目をおおいたくなるような一連の事態だが、注目したいのは、検察庁法改正法案に抗議する旨のツイートが急速に広がったことだ。今まで政治について発言を控えていた芸能人、文化人の投稿がそれを加速させた。この背景には検察官に対するイメージの変化があるようだ。
青山学院大学の前学長、三木義一氏はテレビドラマの影響を挙げる。「1962年に始まった『判決』は弱い人のために弁護士が社会正義を実現していくドラマだった。当時の若者にとっては、弁護士はヒーローであり、検察官は権力の走狗にしか見えなかった」と回顧した上で、「それから40年後、大学法学部学生の進路希望に検察官が増えた。2001年から始まったテレビ『HERO』の影響も大きかったようだ」と指摘する。木村拓哉が演じる型破り検事が、警察の刑事さながらの現場捜査を展開する姿が人気を呼び、視聴率も30%を超えた。

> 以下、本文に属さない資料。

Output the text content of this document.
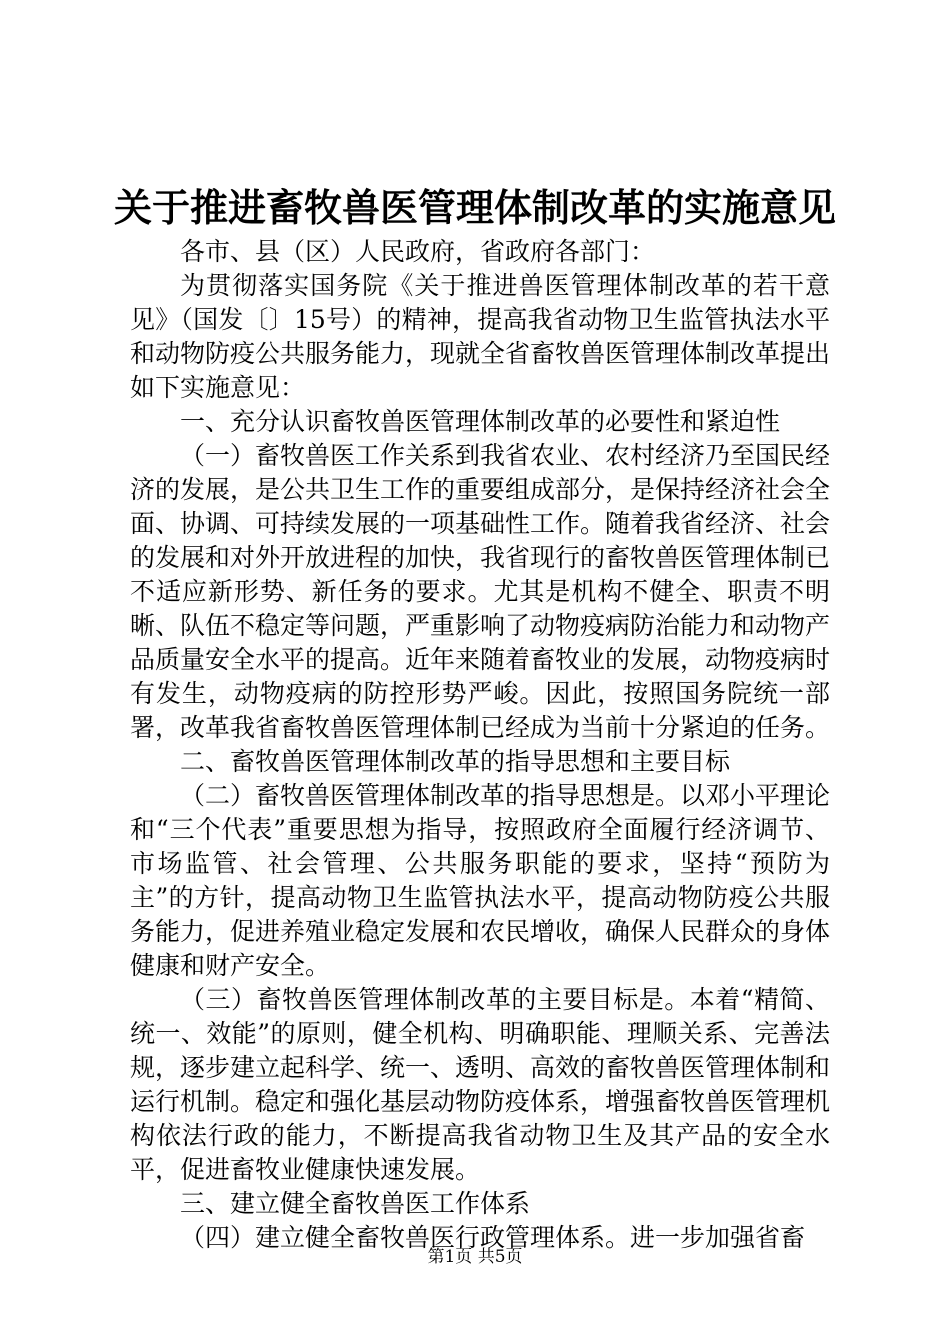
关于推进畜牧兽医管理体制改革的实施意见

各市、县（区）人民政府，省政府各部门：

为贯彻落实国务院《关于推进兽医管理体制改革的若干意见》（国发〔〕15号）的精神，提高我省动物卫生监管执法水平和动物防疫公共服务能力，现就全省畜牧兽医管理体制改革提出如下实施意见：

一、充分认识畜牧兽医管理体制改革的必要性和紧迫性

（一）畜牧兽医工作关系到我省农业、农村经济乃至国民经济的发展，是公共卫生工作的重要组成部分，是保持经济社会全面、协调、可持续发展的一项基础性工作。随着我省经济、社会的发展和对外开放进程的加快，我省现行的畜牧兽医管理体制已不适应新形势、新任务的要求。尤其是机构不健全、职责不明晰、队伍不稳定等问题，严重影响了动物疫病防治能力和动物产品质量安全水平的提高。近年来随着畜牧业的发展，动物疫病时有发生，动物疫病的防控形势严峻。因此，按照国务院统一部署，改革我省畜牧兽医管理体制已经成为当前十分紧迫的任务。

二、畜牧兽医管理体制改革的指导思想和主要目标

（二）畜牧兽医管理体制改革的指导思想是。以邓小平理论和“三个代表”重要思想为指导，按照政府全面履行经济调节、市场监管、社会管理、公共服务职能的要求，坚持“预防为主”的方针，提高动物卫生监管执法水平，提高动物防疫公共服务能力，促进养殖业稳定发展和农民增收，确保人民群众的身体健康和财产安全。

（三）畜牧兽医管理体制改革的主要目标是。本着“精简、统一、效能”的原则，健全机构、明确职能、理顺关系、完善法规，逐步建立起科学、统一、透明、高效的畜牧兽医管理体制和运行机制。稳定和强化基层动物防疫体系，增强畜牧兽医管理机构依法行政的能力，不断提高我省动物卫生及其产品的安全水平，促进畜牧业健康快速发展。

三、建立健全畜牧兽医工作体系

（四）建立健全畜牧兽医行政管理体系。进一步加强省畜

第1页 共5页
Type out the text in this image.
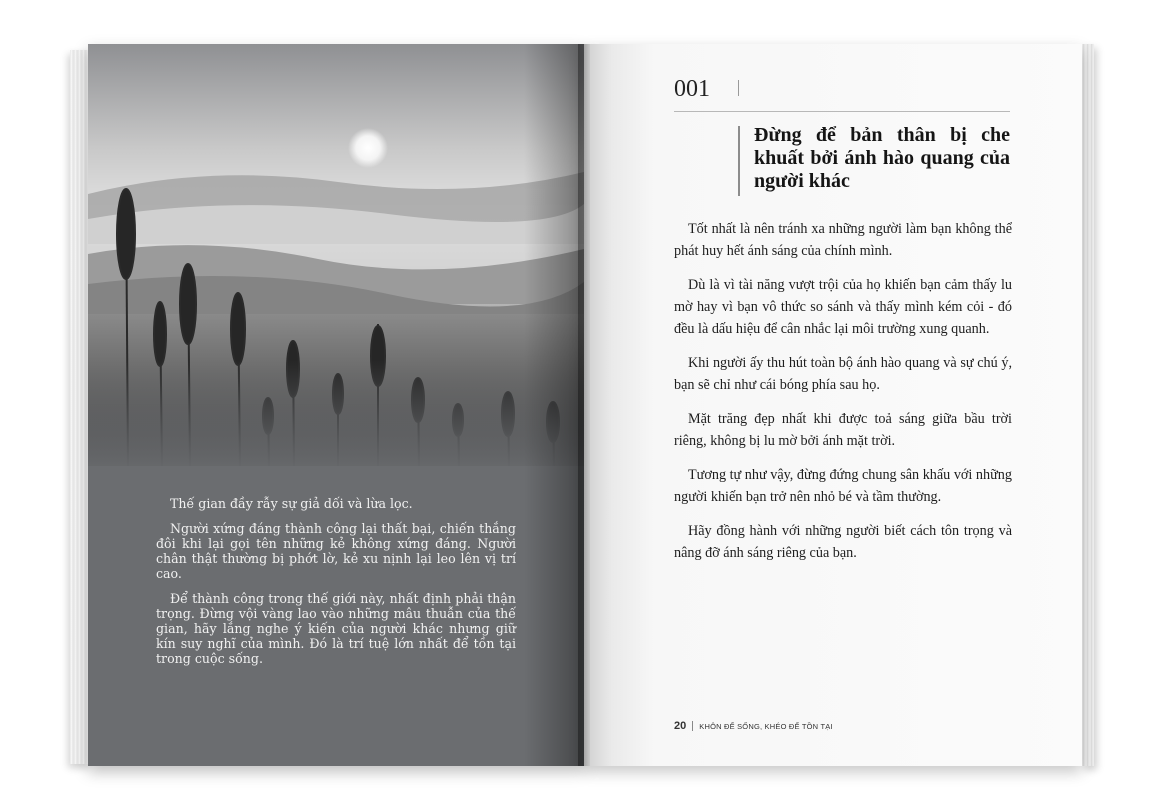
Thế gian đầy rẫy sự giả dối và lừa lọc.

Người xứng đáng thành công lại thất bại, chiến thắng đôi khi lại gọi tên những kẻ không xứng đáng. Người chân thật thường bị phớt lờ, kẻ xu nịnh lại leo lên vị trí cao.

Để thành công trong thế giới này, nhất định phải thận trọng. Đừng vội vàng lao vào những mâu thuẫn của thế gian, hãy lắng nghe ý kiến của người khác nhưng giữ kín suy nghĩ của mình. Đó là trí tuệ lớn nhất để tồn tại trong cuộc sống.

001
Đừng để bản thân bị che khuất bởi ánh hào quang của người khác

Tốt nhất là nên tránh xa những người làm bạn không thể phát huy hết ánh sáng của chính mình.

Dù là vì tài năng vượt trội của họ khiến bạn cảm thấy lu mờ hay vì bạn vô thức so sánh và thấy mình kém cỏi - đó đều là dấu hiệu để cân nhắc lại môi trường xung quanh.

Khi người ấy thu hút toàn bộ ánh hào quang và sự chú ý, bạn sẽ chỉ như cái bóng phía sau họ.

Mặt trăng đẹp nhất khi được toả sáng giữa bầu trời riêng, không bị lu mờ bởi ánh mặt trời.

Tương tự như vậy, đừng đứng chung sân khấu với những người khiến bạn trở nên nhỏ bé và tầm thường.

Hãy đồng hành với những người biết cách tôn trọng và nâng đỡ ánh sáng riêng của bạn.

20 KHÔN ĐỂ SỐNG, KHÉO ĐỂ TỒN TẠI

刑事訴追する権限を持つ検察官は国家権力の執行者であり、数々の冤罪をもたらしたのも事実だ。反面、時の首相や大臣も刑事事件の捜査や訴追の対象になる。検察官は政府の命令に従うのではなく、独立して正義を追及する義務がある。だから、検察官の人事に政権が介入するのはタブーとされた。
かつてはヒーロー視された弁護士のほうの人気は下降している。弁護士が増え過ぎてしまったのだ。法科大学院を中核とする法曹養成制度が2004年にスタートし、司法試験合格者数を大幅に増やした。1990年までは500人未満だったのが2007年に1500人を突破、以後2000人を超える年が数年続き、合格率も5割近くになる年があった。ちなみに昨年は1502人で合格率は33.63%。検察官や裁判官の採用人数は伸びていないから、多数の司法試験合格者は弁護士にならざるをえない。
法曹需要を過大に見込んだ政府のミスだ。米国映画では弁護士をすぐ呼ぶシーンが多いが、日本は事情が違う。弁護士以外にも、弁理士、税理士、司法書士、行政書士のような法律家が多数いる。民事訴訟の件数も減っている。
仕事が少なくなったこともあり、弁護士の不正が相次ぐ。そこまでしなくても、客を選べず、悪い奴から依頼され、その手先になって動く弁護士は多い。苦労して司法試験に合格しても、これでは報われない。